PURPOSE: The underassessment of pain is a major barrier to effective pain management, and the lack of pain assessment documentation has been associated with negative patient outcomes. This study aimed to 1) describe the contextual factors related to pain assessment and management in five Québec intensive care units (ICUs); 2) describe their pain assessment documentation practices; and 3) identify sociodemographic and clinical determinants related to pain assessment documentation. METHODS: A descriptive-correlational retrospective design was used.
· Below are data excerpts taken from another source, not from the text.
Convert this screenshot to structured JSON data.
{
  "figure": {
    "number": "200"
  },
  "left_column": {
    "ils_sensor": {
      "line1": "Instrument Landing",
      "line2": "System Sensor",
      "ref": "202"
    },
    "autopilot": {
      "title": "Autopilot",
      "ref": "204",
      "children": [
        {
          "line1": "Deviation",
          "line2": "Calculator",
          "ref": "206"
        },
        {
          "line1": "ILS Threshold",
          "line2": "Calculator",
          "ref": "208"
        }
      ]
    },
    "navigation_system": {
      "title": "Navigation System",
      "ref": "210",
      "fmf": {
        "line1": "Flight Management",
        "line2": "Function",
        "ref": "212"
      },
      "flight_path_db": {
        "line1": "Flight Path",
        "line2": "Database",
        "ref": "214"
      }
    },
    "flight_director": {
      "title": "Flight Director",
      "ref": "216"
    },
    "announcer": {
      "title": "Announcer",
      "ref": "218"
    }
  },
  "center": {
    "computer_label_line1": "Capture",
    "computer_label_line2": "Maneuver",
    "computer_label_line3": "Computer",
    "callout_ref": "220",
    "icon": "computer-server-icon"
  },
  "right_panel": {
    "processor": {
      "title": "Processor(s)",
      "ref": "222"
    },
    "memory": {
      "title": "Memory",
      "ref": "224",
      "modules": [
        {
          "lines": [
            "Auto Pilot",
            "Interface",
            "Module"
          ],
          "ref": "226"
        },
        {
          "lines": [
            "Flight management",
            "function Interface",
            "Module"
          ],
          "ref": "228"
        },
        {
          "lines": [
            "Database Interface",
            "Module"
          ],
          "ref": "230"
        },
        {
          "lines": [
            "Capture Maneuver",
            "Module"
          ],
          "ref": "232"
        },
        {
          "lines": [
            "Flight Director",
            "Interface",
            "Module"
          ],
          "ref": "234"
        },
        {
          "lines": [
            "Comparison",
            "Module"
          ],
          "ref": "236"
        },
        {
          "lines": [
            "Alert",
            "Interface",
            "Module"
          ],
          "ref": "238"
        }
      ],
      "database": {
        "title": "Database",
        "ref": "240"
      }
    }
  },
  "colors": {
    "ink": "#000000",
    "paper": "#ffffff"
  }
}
Sociodemographic data (i.e., age, sex), clinical data (i.e., diagnosis, mechanical ventilation, level of consciousness, severity of illness, opioids, sedatives), and pain assessments were extracted from 345 medical charts of ICU admissions from five teaching hospitals between 2017 and 2019. Descriptive statistics and multiple linear regression were performed. RESULTS: All sites reported using the 0-10 numeric rating scale, but the implementation of a behavioural pain scale was variable across sites. A median of three documented pain assessments were performed per 24 hr, which is below the minimal recommendation of eight to 12 pain assessments per 24 hr. Overall, pain assessment was present in 70% of charts, but only 20% of opioid doses were followed by documented pain reassessment within one hour post-administration. Higher level of consciousness (β = 0.37), using only breakthrough doses (β = 0.24), and lower opioid doses (β = -0.21) were significant determinants of pain assessment documentation (adjusted R2 = 0.25). CONCLUSION:Pain assessment documentation is suboptimal in ICUs, especially for patients unable to self-report or those receiving higher opioid doses. Study findings highlight the need to implement tools to optimize pain assessment and documentation.